The formal wording of the proposal will be as follows: “Do you wish the Students’ Union to lift its existing boycott of Coca-Cola products, thus allowing the Students’ Union to sell Coca-Cola products in its shops and be in a position to accept sponsorship from the Coca-Cola company?”
[1]A majority of Yes votes will mean that the Union will abandon its ban on Coke products, which include Fanta, Sprite, Lilt and Riverrock water. For the referendum’s result to be declared valid, at least ten per cent of the Union’s membership – about 1,900 people – must vote in the ballot.
A majority of No votes will therefore mean that the boycott will continue, and no SU outlets on campus will sell Coca-Cola for the foreseeable future.
The referendum has been called by Union Council after it passed a motion to hold the ballot at a meeting last month. The motion was comprehensively passed, by 47 votes to 6, in acknowledgement of the fact that the overwhelming majority of current students were not members of the SU when the policy was first introduced.
Because the referendum was called by SU Council and not by the usual method of student petition, any interested parties are entitled to come forward as the official ‘Yes’ and ‘No’ agents and to use Union resources to produce printed materials.
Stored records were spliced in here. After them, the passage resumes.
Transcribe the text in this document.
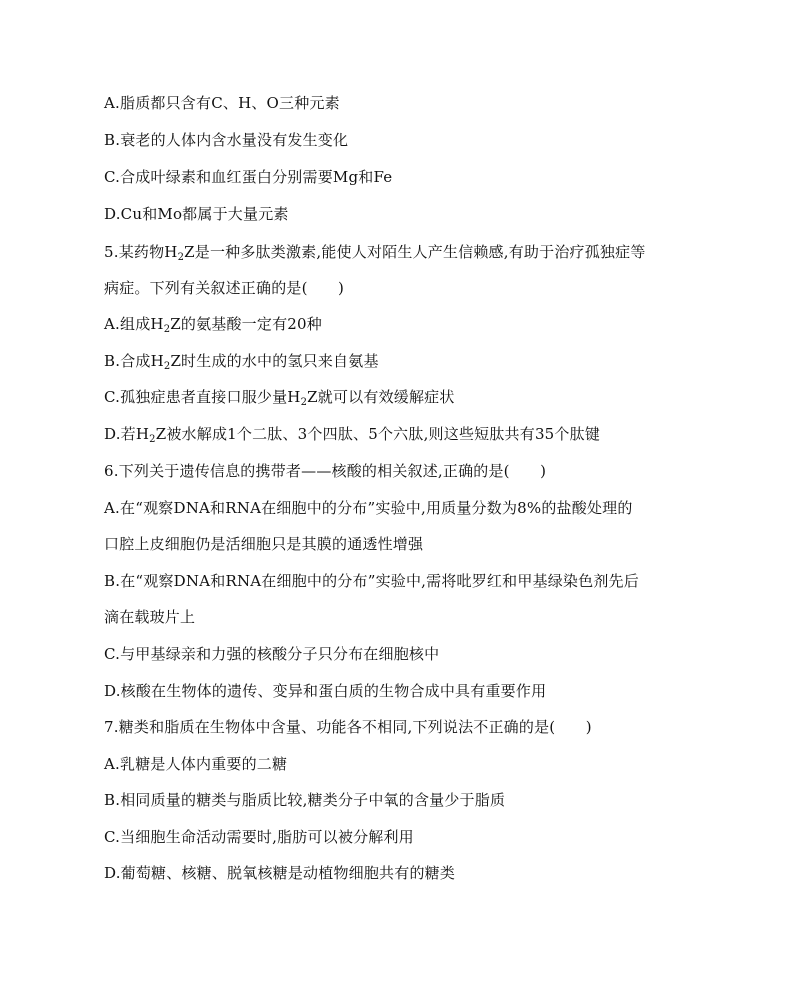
A.脂质都只含有C、H、O三种元素
B.衰老的人体内含水量没有发生变化
C.合成叶绿素和血红蛋白分别需要Mg和Fe
D.Cu和Mo都属于大量元素
5.某药物$H_2Z$是一种多肽类激素,能使人对陌生人产生信赖感,有助于治疗孤独症等
病症。下列有关叙述正确的是(　　)
A.组成$H_2Z$的氨基酸一定有20种
B.合成$H_2Z$时生成的水中的氢只来自氨基
C.孤独症患者直接口服少量$H_2Z$就可以有效缓解症状
D.若$H_2Z$被水解成1个二肽、3个四肽、5个六肽,则这些短肽共有35个肽键
6.下列关于遗传信息的携带者——核酸的相关叙述,正确的是(　　)
A.在“观察DNA和RNA在细胞中的分布”实验中,用质量分数为8%的盐酸处理的
口腔上皮细胞仍是活细胞只是其膜的通透性增强
B.在“观察DNA和RNA在细胞中的分布”实验中,需将吡罗红和甲基绿染色剂先后
滴在载玻片上
C.与甲基绿亲和力强的核酸分子只分布在细胞核中
D.核酸在生物体的遗传、变异和蛋白质的生物合成中具有重要作用
7.糖类和脂质在生物体中含量、功能各不相同,下列说法不正确的是(　　)
A.乳糖是人体内重要的二糖
B.相同质量的糖类与脂质比较,糖类分子中氧的含量少于脂质
C.当细胞生命活动需要时,脂肪可以被分解利用
D.葡萄糖、核糖、脱氧核糖是动植物细胞共有的糖类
No formal ‘Yes’ agent had come forward as The University Observer went to print; SU class rep Aideen Carberry has declared herself as the official ‘No’ agent in the referendum, and will be campaigning to uphold the ban.
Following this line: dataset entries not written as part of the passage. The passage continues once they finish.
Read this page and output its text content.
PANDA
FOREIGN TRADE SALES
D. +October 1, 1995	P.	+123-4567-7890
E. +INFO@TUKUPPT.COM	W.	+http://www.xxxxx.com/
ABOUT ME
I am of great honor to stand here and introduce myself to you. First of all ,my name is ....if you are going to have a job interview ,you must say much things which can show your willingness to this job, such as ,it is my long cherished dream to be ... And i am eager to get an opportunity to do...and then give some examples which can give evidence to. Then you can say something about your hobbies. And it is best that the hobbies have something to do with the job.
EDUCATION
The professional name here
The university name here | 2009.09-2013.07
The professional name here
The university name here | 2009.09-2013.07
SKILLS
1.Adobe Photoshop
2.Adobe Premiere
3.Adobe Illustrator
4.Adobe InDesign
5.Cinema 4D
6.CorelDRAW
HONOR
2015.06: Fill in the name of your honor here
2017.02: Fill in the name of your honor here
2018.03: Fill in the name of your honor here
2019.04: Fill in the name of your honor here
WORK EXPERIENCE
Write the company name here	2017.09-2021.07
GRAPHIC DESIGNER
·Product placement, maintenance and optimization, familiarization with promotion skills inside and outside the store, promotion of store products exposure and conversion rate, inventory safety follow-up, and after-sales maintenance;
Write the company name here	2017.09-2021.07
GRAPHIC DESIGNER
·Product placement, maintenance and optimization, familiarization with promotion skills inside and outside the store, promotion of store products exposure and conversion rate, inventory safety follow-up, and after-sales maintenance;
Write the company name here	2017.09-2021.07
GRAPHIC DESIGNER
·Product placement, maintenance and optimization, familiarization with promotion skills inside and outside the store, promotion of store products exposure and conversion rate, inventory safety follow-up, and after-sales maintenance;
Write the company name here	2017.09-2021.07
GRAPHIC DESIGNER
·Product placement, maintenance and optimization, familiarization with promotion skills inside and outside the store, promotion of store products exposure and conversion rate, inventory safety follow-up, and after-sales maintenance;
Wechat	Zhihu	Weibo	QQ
The current SU policy originates from 2003 when two divisive referenda were held asking students to adopt the boycott, in protest at Coca-Cola’s alleged involvement in the murders of nine of its unionised workers at a Colombian bottling plant. The controversial claims have never been proven – a court in Miami dismissed a case brought against Coca-Cola in respect of the murders – but proponents of the ban insist that Coca-Cola played an organised part in the killings.
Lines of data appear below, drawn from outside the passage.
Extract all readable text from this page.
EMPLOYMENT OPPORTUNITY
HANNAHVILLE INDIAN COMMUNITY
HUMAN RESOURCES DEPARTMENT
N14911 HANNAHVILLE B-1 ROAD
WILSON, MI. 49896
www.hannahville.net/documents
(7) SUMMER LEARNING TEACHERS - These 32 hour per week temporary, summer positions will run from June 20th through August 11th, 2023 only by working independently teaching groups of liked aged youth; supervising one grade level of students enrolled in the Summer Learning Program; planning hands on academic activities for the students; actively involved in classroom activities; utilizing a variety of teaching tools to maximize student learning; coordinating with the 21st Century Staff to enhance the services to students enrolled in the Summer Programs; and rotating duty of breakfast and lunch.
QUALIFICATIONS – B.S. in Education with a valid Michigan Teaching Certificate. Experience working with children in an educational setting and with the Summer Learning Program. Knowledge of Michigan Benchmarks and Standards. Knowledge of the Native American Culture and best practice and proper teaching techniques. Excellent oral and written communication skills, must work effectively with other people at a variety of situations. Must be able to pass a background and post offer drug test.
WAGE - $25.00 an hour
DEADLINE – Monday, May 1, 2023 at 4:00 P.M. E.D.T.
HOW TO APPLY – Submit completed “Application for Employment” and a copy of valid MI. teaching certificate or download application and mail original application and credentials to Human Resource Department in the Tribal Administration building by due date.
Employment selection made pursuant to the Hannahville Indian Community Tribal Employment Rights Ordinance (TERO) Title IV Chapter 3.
An SU committee was formed earlier this year tasked with investigating the allegations made against both Coca-Cola and Nestlé, whose products are also boycotted by UCDSU, and to recommend whether the boycotts should remain in place. The group’s findings have yet to be published, however.
UCD Students’ Union were the first institution in the world to introduce a boycott on Coke products; students’ unions in Trinity College and across the UK have since introduced similar policies.
The most recent referendum on a Coca-Cola boycott in Ireland took place in 2007, when a resounding 63 per cent majority of students in Trinity voted to uphold their ban.